Projects in this category include exploring the development of a public crowdfunding platform for sustainable businesses, and incentives to encourage environmentally sustainable building practices. Again, the previously mentioned communications funding campaign would help finance information programs directed toward various constituencies and to involve environmental organizations in efforts to proactively engage, listen and educate the public. This sustainability goal could also support continued efforts to convert all government fleets to electric vehicles.

Another subgoal in the five-year plan would be to seek collaboration with research universities to investigate opportunities for local field studies. This objective encourages planning to host a global conference focused on green technologies, practices and services, and to work with local employers to develop incentive programs for reducing vehicle usage.

The level of water quality achieved, reductions in greenhouse gas emissions, rate of electric vehicle adoption, open-space preservation advances and environmental-business employment could be measures of sustainability, the consultants stated.

MOB8ILITY: ACCESS TO SERVICES

To achieve greater access, support for Access Sonoma Broadband’s efforts to close the digital divide is encouraged, as well as collaboration with regional planning organizations to ensure that Sonoma County is leveraging regional transportation networks and resources, while continuing to review and update comprehensive transportation plans and exploring creative last-mile solutions.

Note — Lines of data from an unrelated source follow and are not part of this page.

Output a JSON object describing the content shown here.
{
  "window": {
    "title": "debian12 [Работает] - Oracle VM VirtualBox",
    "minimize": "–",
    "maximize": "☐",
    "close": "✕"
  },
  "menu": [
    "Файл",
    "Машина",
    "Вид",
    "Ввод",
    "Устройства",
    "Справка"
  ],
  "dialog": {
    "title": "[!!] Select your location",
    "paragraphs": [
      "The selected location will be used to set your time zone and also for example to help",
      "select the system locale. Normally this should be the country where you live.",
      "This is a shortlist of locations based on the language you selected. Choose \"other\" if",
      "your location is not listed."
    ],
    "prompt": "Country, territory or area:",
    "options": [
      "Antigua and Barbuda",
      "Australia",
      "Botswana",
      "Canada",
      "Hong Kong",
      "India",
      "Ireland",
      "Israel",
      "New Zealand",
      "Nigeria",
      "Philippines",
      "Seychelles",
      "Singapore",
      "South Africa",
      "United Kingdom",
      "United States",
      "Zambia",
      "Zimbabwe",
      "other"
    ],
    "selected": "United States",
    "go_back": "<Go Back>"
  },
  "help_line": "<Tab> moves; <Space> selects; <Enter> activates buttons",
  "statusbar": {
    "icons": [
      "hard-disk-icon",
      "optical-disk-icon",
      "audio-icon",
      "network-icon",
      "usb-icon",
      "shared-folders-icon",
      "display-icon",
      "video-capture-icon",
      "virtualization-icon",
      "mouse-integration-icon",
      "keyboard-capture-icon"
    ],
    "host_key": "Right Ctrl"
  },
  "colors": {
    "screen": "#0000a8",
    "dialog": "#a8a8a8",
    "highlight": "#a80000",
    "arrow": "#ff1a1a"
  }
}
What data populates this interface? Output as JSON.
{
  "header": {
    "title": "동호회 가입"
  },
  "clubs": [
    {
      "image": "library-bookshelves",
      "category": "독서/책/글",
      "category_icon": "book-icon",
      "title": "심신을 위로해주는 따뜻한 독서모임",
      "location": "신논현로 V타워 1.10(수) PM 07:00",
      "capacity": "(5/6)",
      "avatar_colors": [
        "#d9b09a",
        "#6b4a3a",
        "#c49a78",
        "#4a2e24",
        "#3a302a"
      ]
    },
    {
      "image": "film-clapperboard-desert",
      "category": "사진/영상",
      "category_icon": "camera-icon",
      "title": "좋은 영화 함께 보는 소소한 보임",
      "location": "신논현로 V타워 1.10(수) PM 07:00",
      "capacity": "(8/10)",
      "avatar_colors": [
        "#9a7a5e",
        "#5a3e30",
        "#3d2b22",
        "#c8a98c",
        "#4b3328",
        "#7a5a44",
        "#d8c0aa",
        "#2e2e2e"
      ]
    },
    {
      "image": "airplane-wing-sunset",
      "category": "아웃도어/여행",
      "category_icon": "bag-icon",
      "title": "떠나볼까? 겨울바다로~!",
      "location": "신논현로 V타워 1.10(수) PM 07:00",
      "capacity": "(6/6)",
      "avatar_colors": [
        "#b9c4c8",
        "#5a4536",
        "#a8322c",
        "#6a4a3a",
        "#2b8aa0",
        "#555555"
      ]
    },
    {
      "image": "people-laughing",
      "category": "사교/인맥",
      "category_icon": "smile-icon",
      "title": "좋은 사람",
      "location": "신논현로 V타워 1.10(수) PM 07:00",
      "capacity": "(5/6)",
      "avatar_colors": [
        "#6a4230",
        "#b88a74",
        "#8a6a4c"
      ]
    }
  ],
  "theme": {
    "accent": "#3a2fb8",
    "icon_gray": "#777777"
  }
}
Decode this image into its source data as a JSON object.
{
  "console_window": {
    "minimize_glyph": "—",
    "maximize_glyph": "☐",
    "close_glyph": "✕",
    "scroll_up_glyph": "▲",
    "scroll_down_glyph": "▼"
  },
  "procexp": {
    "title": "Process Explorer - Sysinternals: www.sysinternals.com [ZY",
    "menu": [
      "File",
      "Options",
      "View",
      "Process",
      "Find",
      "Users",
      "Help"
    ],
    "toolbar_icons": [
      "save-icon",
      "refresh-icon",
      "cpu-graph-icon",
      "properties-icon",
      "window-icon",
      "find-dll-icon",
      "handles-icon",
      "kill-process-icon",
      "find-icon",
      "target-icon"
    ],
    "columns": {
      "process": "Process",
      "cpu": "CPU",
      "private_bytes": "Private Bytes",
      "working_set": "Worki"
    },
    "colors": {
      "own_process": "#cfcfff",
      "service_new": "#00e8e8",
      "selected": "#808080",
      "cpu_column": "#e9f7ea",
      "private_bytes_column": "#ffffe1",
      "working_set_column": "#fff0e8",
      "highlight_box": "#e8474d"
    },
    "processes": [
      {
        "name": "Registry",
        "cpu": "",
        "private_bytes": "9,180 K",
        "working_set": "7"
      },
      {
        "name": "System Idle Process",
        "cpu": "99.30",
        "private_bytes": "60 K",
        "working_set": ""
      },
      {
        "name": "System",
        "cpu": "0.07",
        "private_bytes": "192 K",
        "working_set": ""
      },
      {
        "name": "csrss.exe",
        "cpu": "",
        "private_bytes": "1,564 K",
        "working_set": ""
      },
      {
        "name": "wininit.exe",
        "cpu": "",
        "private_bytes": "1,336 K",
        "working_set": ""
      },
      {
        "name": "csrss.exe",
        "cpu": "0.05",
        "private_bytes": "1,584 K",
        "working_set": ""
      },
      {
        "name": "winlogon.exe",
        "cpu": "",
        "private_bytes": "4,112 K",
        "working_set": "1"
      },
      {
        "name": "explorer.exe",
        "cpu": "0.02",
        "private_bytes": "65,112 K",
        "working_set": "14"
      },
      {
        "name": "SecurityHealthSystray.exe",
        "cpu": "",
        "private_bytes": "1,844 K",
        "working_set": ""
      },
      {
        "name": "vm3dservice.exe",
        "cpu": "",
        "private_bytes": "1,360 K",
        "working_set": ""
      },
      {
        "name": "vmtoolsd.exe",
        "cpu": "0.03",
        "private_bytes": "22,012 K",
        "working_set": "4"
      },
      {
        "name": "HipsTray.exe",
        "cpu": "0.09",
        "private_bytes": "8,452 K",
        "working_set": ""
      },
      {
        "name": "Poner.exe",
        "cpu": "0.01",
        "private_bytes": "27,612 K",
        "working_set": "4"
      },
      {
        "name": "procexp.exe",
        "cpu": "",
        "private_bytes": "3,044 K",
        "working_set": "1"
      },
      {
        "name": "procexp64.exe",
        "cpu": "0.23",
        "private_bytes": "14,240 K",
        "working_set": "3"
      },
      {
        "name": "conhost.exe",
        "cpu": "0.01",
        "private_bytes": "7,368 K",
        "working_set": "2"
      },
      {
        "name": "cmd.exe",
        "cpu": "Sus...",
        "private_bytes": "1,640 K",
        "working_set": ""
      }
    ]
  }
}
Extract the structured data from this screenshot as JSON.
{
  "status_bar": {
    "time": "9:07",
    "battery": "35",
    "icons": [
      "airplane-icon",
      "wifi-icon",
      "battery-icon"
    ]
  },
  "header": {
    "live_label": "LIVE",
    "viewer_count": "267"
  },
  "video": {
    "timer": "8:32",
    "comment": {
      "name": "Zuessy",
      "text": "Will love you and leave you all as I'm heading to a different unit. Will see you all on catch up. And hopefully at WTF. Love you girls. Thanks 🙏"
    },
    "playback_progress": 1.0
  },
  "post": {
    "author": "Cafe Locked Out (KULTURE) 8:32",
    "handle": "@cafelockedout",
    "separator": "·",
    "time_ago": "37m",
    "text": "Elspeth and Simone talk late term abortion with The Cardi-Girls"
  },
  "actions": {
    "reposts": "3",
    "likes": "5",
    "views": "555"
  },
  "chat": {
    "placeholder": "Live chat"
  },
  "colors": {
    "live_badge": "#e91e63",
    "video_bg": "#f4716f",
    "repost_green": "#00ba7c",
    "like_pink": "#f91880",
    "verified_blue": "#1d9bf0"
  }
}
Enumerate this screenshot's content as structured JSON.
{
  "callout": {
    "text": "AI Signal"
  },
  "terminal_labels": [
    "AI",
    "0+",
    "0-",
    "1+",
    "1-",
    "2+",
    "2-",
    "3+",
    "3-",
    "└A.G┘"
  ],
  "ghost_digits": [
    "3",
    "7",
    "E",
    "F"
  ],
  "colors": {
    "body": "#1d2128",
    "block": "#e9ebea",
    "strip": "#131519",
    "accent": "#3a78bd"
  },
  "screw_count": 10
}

Working with private employers, nonprofits and educators to establish shuttle services is recommended, along with facilitating public-private partnerships to create affordable transportation solutions. The plan calls for methods to ensure transportation and capital improvement plans include efforts to make transit stops safer and more attractive.

The mobility goal would be measured by shorter commute times, population served by public transit and ridership data, hike and bike trail mileage, transit-oriented development square footage, and the amount of infrastructure capital investment provided.

“The practice of economic development continuously evolves, along with the overall economy and the needs of communities,” the report said. “It is sometimes interrupted by disasters that change, alter or place greater or lessor emphasis on previously identified priorities — as was the case last year.”

Stone said developing a collective impact framework involves having a common agenda, clearly defined objectives, and a joint approach to achieving them, along with agreement on a coordinated plan of action with complementary and supportive roles for everyone involved.

Furthermore, he said, all participants have to share common and consistently measured metrics to determine the level of success and to ensure alignment and accountability, while engaging in transparent and continuous communications internally — and with the public — to build trust and maintain focus.

“Communities today typically are required to address more issues with fewer resources,” the report said. “Pressing topics include affordability, equity, infrastructure, technology adoption, environmental changes and education. These subjects have broad economic implications. Interconnected issues are increasingly part of economic development conversations, and subsequently, part of economic development strategy. The 2018 Strategic Sonoma Action Plan is for the entire community to implement, including the public sector, private businesses, educators, community-based organizations and residents.”